When a Medicare beneficiary fails to pay the coinsurance or deductible amount they owe, the provider can claim a portion of that uncollected amount on the cost report as a Medicare bad debt under 42 CFR § 413.89. The statutory reimbursement rate is 65% of the qualifying bad debt (reduced from the original 100% via legislation in 2013 and after), and the documentation requirements are strict: the provider must demonstrate that reasonable collection effort was made and that the debt is genuinely uncollectible. Bad debts are reported on Worksheet A-8 (HHA + Hospice) or equivalent worksheet sections on other forms; documentation deficiencies are a frequent MAC desk-review finding.

Wage index

The wage index is a geographic-area multiplier that adjusts the labor-related share of Medicare prospective-payment rates for regional cost-of-labor differences. It is computed annually by CMS from hospital wage-and-hour data and applied to most PPS systems — IPPS (hospitals), HHA PPS, Hospice per-diem, SNF PPS, ESRD PPS. The cost report itself does not typically calculate the wage index (CMS publishes the finalized values in the annual payment rule); instead, the cost-report worksheets feed the wage-index calculation upstream via the Worksheet S labor-cost data, and the resulting wage index feeds back into next year's PPS rate that the cost-report settlement reconciles against.

Common questions

Who has to file a Medicare cost report?

Most institutional providers that bill Medicare Part A — including Home Health Agencies, Hospices, hospitals, and skilled nursing facilities — must file an annual cost report covering their fiscal year. Home Health Agencies file Form CMS-1728-20; Hospices file Form CMS-1984-14.
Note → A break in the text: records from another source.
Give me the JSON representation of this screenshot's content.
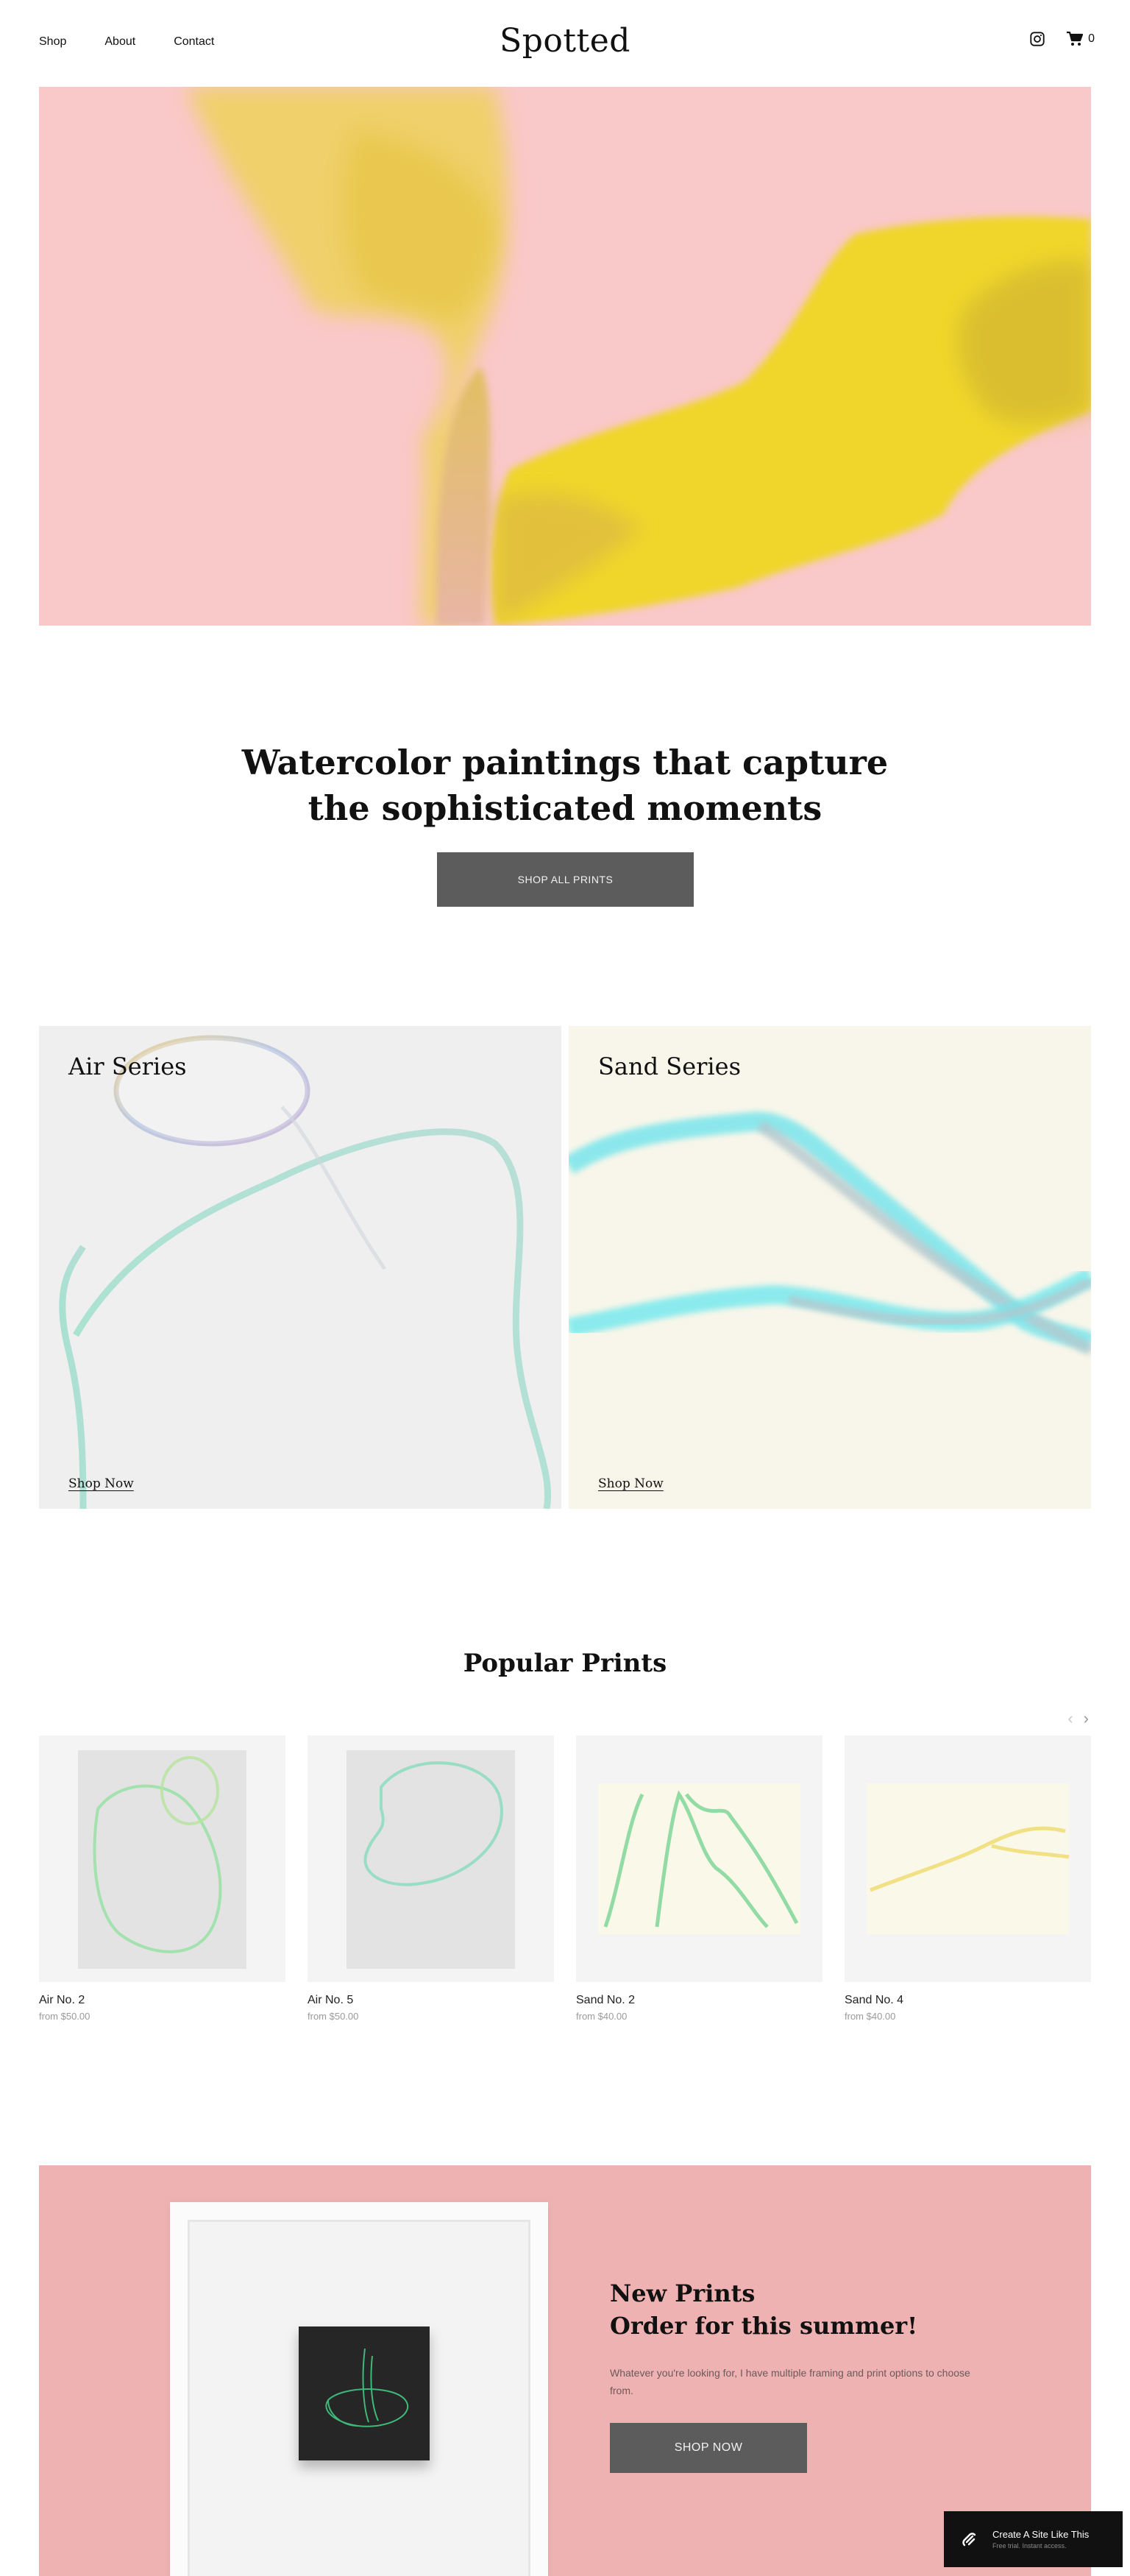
{
  "site": {
    "logo": "Spotted"
  },
  "nav": {
    "items": [
      "Shop",
      "About",
      "Contact"
    ]
  },
  "header": {
    "cart_count": "0",
    "icons": [
      "instagram-icon",
      "cart-icon"
    ]
  },
  "intro": {
    "title_line1": "Watercolor paintings that capture",
    "title_line2": "the sophisticated moments",
    "button": "SHOP ALL PRINTS"
  },
  "series": [
    {
      "title": "Air Series",
      "link": "Shop Now"
    },
    {
      "title": "Sand Series",
      "link": "Shop Now"
    }
  ],
  "popular": {
    "title": "Popular Prints",
    "products": [
      {
        "name": "Air No. 2",
        "price": "from $50.00"
      },
      {
        "name": "Air No. 5",
        "price": "from $50.00"
      },
      {
        "name": "Sand No. 2",
        "price": "from $40.00"
      },
      {
        "name": "Sand No. 4",
        "price": "from $40.00"
      }
    ]
  },
  "new_prints": {
    "title_line1": "New Prints",
    "title_line2": "Order for this summer!",
    "description": "Whatever you're looking for, I have multiple framing and print options to choose from.",
    "button": "SHOP NOW"
  },
  "badge": {
    "title": "Create A Site Like This",
    "subtitle": "Free trial. Instant access."
  },
  "colors": {
    "hero_bg": "#f9c8c9",
    "hero_yellow": "#f0d62a",
    "button_bg": "#5c5c5c",
    "air_bg": "#efefef",
    "sand_bg": "#f8f6ea",
    "banner_bg": "#efb2b2",
    "badge_bg": "#111111"
  }
}
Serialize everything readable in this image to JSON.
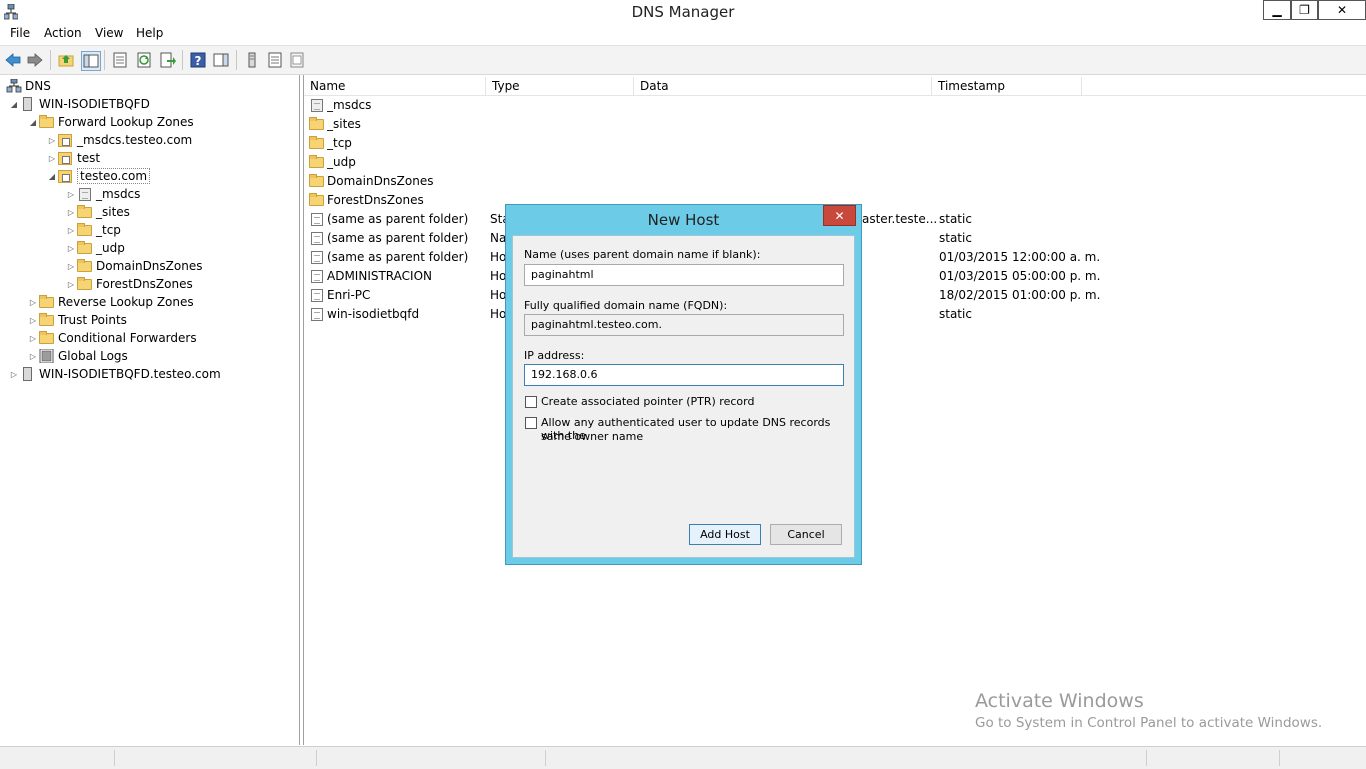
{
  "window": {
    "title": "DNS Manager",
    "minimize_glyph": "▁",
    "maximize_glyph": "❐",
    "close_glyph": "✕"
  },
  "menu": {
    "items": [
      "File",
      "Action",
      "View",
      "Help"
    ]
  },
  "toolbar": {
    "icons": [
      "back-arrow-icon",
      "forward-arrow-icon",
      "up-folder-icon",
      "show-hide-tree-icon",
      "properties-icon",
      "refresh-icon",
      "export-list-icon",
      "help-icon",
      "action-pane-icon",
      "server-icon",
      "list-icon",
      "record-icon"
    ]
  },
  "tree": {
    "root": "DNS",
    "nodes": [
      {
        "label": "WIN-ISODIETBQFD",
        "icon": "server-icon"
      },
      {
        "label": "Forward Lookup Zones",
        "icon": "folder-icon"
      },
      {
        "label": "_msdcs.testeo.com",
        "icon": "zone-icon"
      },
      {
        "label": "test",
        "icon": "zone-icon"
      },
      {
        "label": "testeo.com",
        "icon": "zone-icon"
      },
      {
        "label": "_msdcs",
        "icon": "zone-icon"
      },
      {
        "label": "_sites",
        "icon": "folder-icon"
      },
      {
        "label": "_tcp",
        "icon": "folder-icon"
      },
      {
        "label": "_udp",
        "icon": "folder-icon"
      },
      {
        "label": "DomainDnsZones",
        "icon": "folder-icon"
      },
      {
        "label": "ForestDnsZones",
        "icon": "folder-icon"
      },
      {
        "label": "Reverse Lookup Zones",
        "icon": "folder-icon"
      },
      {
        "label": "Trust Points",
        "icon": "folder-icon"
      },
      {
        "label": "Conditional Forwarders",
        "icon": "folder-icon"
      },
      {
        "label": "Global Logs",
        "icon": "log-icon"
      },
      {
        "label": "WIN-ISODIETBQFD.testeo.com",
        "icon": "server-icon"
      }
    ]
  },
  "list": {
    "columns": [
      "Name",
      "Type",
      "Data",
      "Timestamp"
    ],
    "rows": [
      {
        "name": "_msdcs",
        "type": "",
        "data": "",
        "timestamp": "",
        "icon": "zone-icon"
      },
      {
        "name": "_sites",
        "type": "",
        "data": "",
        "timestamp": "",
        "icon": "folder-icon"
      },
      {
        "name": "_tcp",
        "type": "",
        "data": "",
        "timestamp": "",
        "icon": "folder-icon"
      },
      {
        "name": "_udp",
        "type": "",
        "data": "",
        "timestamp": "",
        "icon": "folder-icon"
      },
      {
        "name": "DomainDnsZones",
        "type": "",
        "data": "",
        "timestamp": "",
        "icon": "folder-icon"
      },
      {
        "name": "ForestDnsZones",
        "type": "",
        "data": "",
        "timestamp": "",
        "icon": "folder-icon"
      },
      {
        "name": "(same as parent folder)",
        "type": "Sta",
        "data": "aster.teste...",
        "timestamp": "static",
        "icon": "record-icon"
      },
      {
        "name": "(same as parent folder)",
        "type": "Na",
        "data": "",
        "timestamp": "static",
        "icon": "record-icon"
      },
      {
        "name": "(same as parent folder)",
        "type": "Ho",
        "data": "",
        "timestamp": "01/03/2015 12:00:00 a. m.",
        "icon": "record-icon"
      },
      {
        "name": "ADMINISTRACION",
        "type": "Ho",
        "data": "",
        "timestamp": "01/03/2015 05:00:00 p. m.",
        "icon": "record-icon"
      },
      {
        "name": "Enri-PC",
        "type": "Ho",
        "data": "",
        "timestamp": "18/02/2015 01:00:00 p. m.",
        "icon": "record-icon"
      },
      {
        "name": "win-isodietbqfd",
        "type": "Ho",
        "data": "",
        "timestamp": "static",
        "icon": "record-icon"
      }
    ]
  },
  "dialog": {
    "title": "New Host",
    "close_glyph": "✕",
    "name_label": "Name (uses parent domain name if blank):",
    "name_value": "paginahtml",
    "fqdn_label": "Fully qualified domain name (FQDN):",
    "fqdn_value": "paginahtml.testeo.com.",
    "ip_label": "IP address:",
    "ip_value": "192.168.0.6",
    "ptr_label": "Create associated pointer (PTR) record",
    "auth_label_line1": "Allow any authenticated user to update DNS records with the",
    "auth_label_line2": "same owner name",
    "add_host_label": "Add Host",
    "cancel_label": "Cancel"
  },
  "watermark": {
    "title": "Activate Windows",
    "subtitle": "Go to System in Control Panel to activate Windows."
  }
}
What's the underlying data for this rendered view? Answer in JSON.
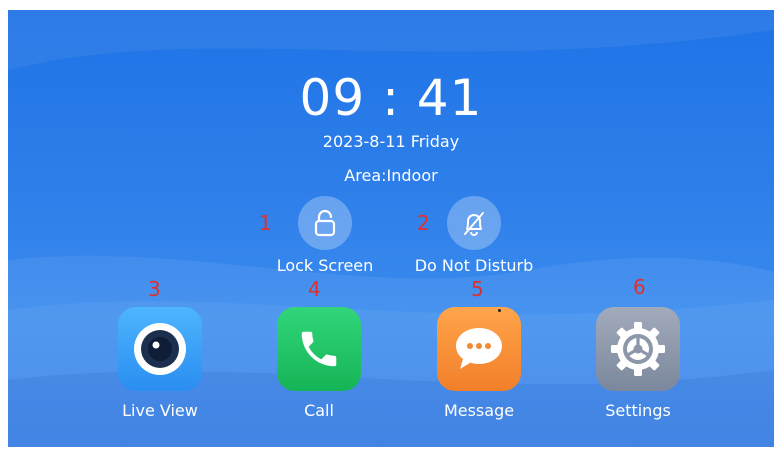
{
  "clock": {
    "time": "09 : 41",
    "date": "2023-8-11 Friday",
    "area": "Area:Indoor"
  },
  "quick_actions": [
    {
      "label": "Lock Screen",
      "icon": "lock-icon",
      "marker": "1"
    },
    {
      "label": "Do Not Disturb",
      "icon": "bell-off-icon",
      "marker": "2"
    }
  ],
  "apps": [
    {
      "label": "Live View",
      "icon": "camera-icon",
      "marker": "3",
      "color": "#3aa3f5"
    },
    {
      "label": "Call",
      "icon": "phone-icon",
      "marker": "4",
      "color": "#21c766"
    },
    {
      "label": "Message",
      "icon": "chat-icon",
      "marker": "5",
      "color": "#f7913a"
    },
    {
      "label": "Settings",
      "icon": "gear-icon",
      "marker": "6",
      "color": "#8c97aa"
    }
  ],
  "colors": {
    "background": "#2f80ea",
    "marker": "#e0302e"
  }
}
When is the Medicare cost report due?

The cost report is due five months after the end of the provider's fiscal year (42 CFR § 413.24(f)(2)). A calendar-year filer with a December 31 year-end has a May 31 deadline. The MAC can grant a limited extension only for good cause beyond the provider's control.

What happens if a cost report is filed late or rejected?

Medicare can suspend interim payments until an acceptable cost report is filed. A report can also be rejected for being incomplete or not reconciling across worksheets, which restarts the review clock — so accuracy and internal consistency at first submission matter.

Is the cost report the same as a Medicare claim?

No. Claims are paid per service throughout the year on an interim basis. The cost report is the annual reconciliation: it compares what Medicare paid in interim payments against the provider's allowable cost of treating Medicare patients, producing an amount owed to or by the provider.